We took the bus from Boston to DC Sunday night, ten minutes to midnight. We figured that we could save a night but still have the entire day by taking a night bus. The drive was supposed to take 10 hours, but after half an hour we had to turn back to Boston to drop up a man, who didn’t fell safe in his wheelchair, so the drive took almost 11 hours. We arrived at union Station in DC around 10.30 after not many hours of sleep, but regardless we headed for the hostel to drop off our luggage and the went to see all the monuments and memorials.
DC is truly the city of memorials. We walked around the city for most of the day, getting to ten or more memorials, monuments and landmarks. Everything from the well-know like The White House, the Washington, Lincoln and Jefferson Memorial, to the more unknown memorials for Frank Roosevelt, Martin Luther King (who is BU alumni, by the way!) and the fallen in World War II. The weather was really perfect and felt almost summer-like for us, coming from Boston’s subzero degrees to DC’s 15 degrees Celsius.
The second day we went to the US Capitol on a rainy day. It was a really amazing experience – we took a tour around the building and went to both the House of Representatives and the Senate – the Senate was actually in session, when we went there, but it was only a few speeches, not much action. Everything from admission to the guided tours where free, which surprised me a little, but makes good sense, since the Congress should be available to everyone, regardless of income. I finally learned the American system of two champers (House and Senate), but I still don’t fully understand how the power is divided between the two, and how the President fits in to the picture. The system seems way too complex for the common man to understand.
The third (and last) day we went to a few museums, and then we wanted to go to the Arlington Cemetery, where many US Presidents rest and a lot of US soldiers.

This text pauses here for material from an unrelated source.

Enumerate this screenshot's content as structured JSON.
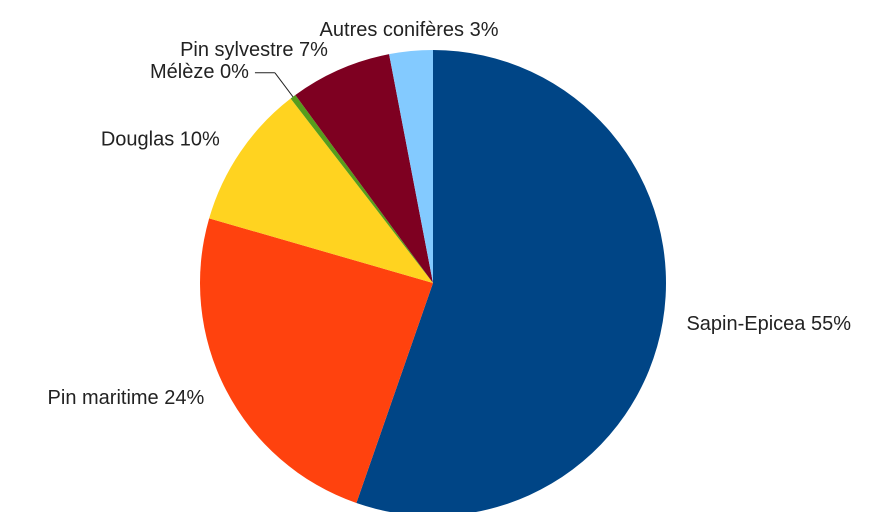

We took the subway to Pentagon – it was faster, and then we could see that as well – and tried walking to the cemetery from there. We got to a back entrance, but were told that it was restricted area, and we had to go around to the visitors’ entrance. We walked on coming to another entrance, which was also military only (most of the cemetery is military ground). Finally we gave up and ordered an Uber ride to take us to the right entrance, only to find out that the cemetery would close in a few minutes.